A former lawyer who admitted stealing money from his bankruptcy clients will be going to federal prison for a year and a half.
Marvin Earl “Toby’’ Alback, 62, of Billings, offered little explanation during his sentencing hearing Wednesday for why he stole about $17,000 from two clients for his personal use.
“I’m just very sorry for what I did,” he said.
Chief U.S. District Judge Richard Cebull sentenced Alback at the high end of the guideline range, imposed a $5,000 fine and ordered 60 hours of community service. Restitution is to be determined later. The sentence followed the government’s recommendation.
Alback apparently thought he was “so above reproach he could get away with it,” Cebull said.
The federal case was the second time Alback has been convicted of misappropriating clients’ funds. In the late 1980s, Alback was convicted in state court of felony theft for taking more than $95,000 from two clients while he worked in Bozeman. Alback was sentenced to 16 years in state prison, with 13 years suspended.
Alback was disbarred, then was reinstated in 2000. He permanently resigned his license in September.
The state conviction was too old to count against him for sentencing in the federal case.
Alback pleaded guilty in February to wire fraud and bankruptcy fraud.

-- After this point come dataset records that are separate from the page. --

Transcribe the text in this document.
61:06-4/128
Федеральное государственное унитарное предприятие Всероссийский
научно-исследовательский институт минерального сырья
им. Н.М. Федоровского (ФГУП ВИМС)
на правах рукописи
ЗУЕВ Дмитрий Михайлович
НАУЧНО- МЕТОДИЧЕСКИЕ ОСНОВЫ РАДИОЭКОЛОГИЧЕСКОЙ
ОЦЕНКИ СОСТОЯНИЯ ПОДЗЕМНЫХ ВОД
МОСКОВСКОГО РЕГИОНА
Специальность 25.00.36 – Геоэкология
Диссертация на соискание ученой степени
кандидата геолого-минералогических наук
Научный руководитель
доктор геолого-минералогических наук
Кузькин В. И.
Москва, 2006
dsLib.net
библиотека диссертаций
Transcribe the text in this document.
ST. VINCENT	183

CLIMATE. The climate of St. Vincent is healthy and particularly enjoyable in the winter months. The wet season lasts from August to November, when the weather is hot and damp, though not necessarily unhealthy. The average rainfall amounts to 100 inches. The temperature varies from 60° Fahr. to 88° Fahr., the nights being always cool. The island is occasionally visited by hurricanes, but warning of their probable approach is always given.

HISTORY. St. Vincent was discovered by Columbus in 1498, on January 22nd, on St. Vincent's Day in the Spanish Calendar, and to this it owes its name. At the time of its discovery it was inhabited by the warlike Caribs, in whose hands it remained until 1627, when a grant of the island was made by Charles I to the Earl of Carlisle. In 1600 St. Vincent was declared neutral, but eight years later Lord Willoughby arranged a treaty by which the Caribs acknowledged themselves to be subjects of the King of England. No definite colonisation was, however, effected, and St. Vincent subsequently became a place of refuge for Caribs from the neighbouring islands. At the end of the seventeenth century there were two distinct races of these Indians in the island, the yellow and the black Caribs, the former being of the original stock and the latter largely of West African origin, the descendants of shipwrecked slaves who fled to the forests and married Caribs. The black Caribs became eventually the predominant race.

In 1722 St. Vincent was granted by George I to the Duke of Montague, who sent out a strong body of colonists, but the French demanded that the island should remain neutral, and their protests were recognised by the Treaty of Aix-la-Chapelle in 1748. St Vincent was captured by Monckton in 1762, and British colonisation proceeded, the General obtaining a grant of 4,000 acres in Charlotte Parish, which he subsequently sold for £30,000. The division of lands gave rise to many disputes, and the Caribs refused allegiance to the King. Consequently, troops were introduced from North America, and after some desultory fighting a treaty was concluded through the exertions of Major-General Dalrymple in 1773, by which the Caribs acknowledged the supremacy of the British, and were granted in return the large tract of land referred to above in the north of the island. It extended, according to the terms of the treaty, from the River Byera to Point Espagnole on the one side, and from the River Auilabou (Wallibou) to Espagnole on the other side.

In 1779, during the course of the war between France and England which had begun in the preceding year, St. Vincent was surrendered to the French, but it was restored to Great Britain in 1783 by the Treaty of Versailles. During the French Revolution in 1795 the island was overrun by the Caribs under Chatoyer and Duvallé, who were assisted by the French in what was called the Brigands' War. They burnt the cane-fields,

In the bankruptcy fraud, Alback was hired by a family in March 2008 to represent them in a bankruptcy case. When the family had trouble making their mortgage payment, Alback told them to write their settlement and mortgage payments to him and he would deposit the money with the bank.
Alback deposited the money into his trust account and never made the mortgage payments. Although he eventually paid back the money, he caused significant back payments and late fees to avoid foreclosure, said Assistant U.S. Attorney Ryan Archer.
Alback also obtained the family’s $557 tax refund check and used the money for personal expenses. The refund check belonged to the bankruptcy estate.
In the wire fraud, Alback represented another client in a lawsuit that was settled for $12,500 in August 2009 and a check was written to his client. While Alback was entitled to a share of the settlement, he forged his client’s name without her knowledge, deposited the $12,500 into his account and used it for his personal benefit. The client received a check for her settlement in October 2009, but it bounced and she has not received any money that was paid to settle the suit.
Archer called Alback’s actions “an extreme abuse of trust” because he stole money from bankruptcy clients who already were in financial trouble. “The message needs to be sent that this is unacceptable behavior,” Archer said. “It’s almost inexplicable why Mr. Alback stole $17,000 and yet he did.”
Alback’s attorney, Mark Parker, asked for mercy with a low-end sentence because of Alback’s cooperation in the case.
In preparing a sentencing recommendation, Parker said Alback would list his accomplishments in counseling people with alcohol addictions and the hundreds of clients he had helped. “But midway through this reminiscence, Toby was always overwhelmed by the fact that it does not matter. He messed up. Not only did he mess up, but he ‘messed up again,’” Parker said in court records.
Parker offered an explanation based on what his father told him when he was a boy: that there are some people who are hard-working, otherwise honest and congenial but who cannot be around money or they’ll take it.
Cebull allowed Alback to report to prison when assigned to a facility.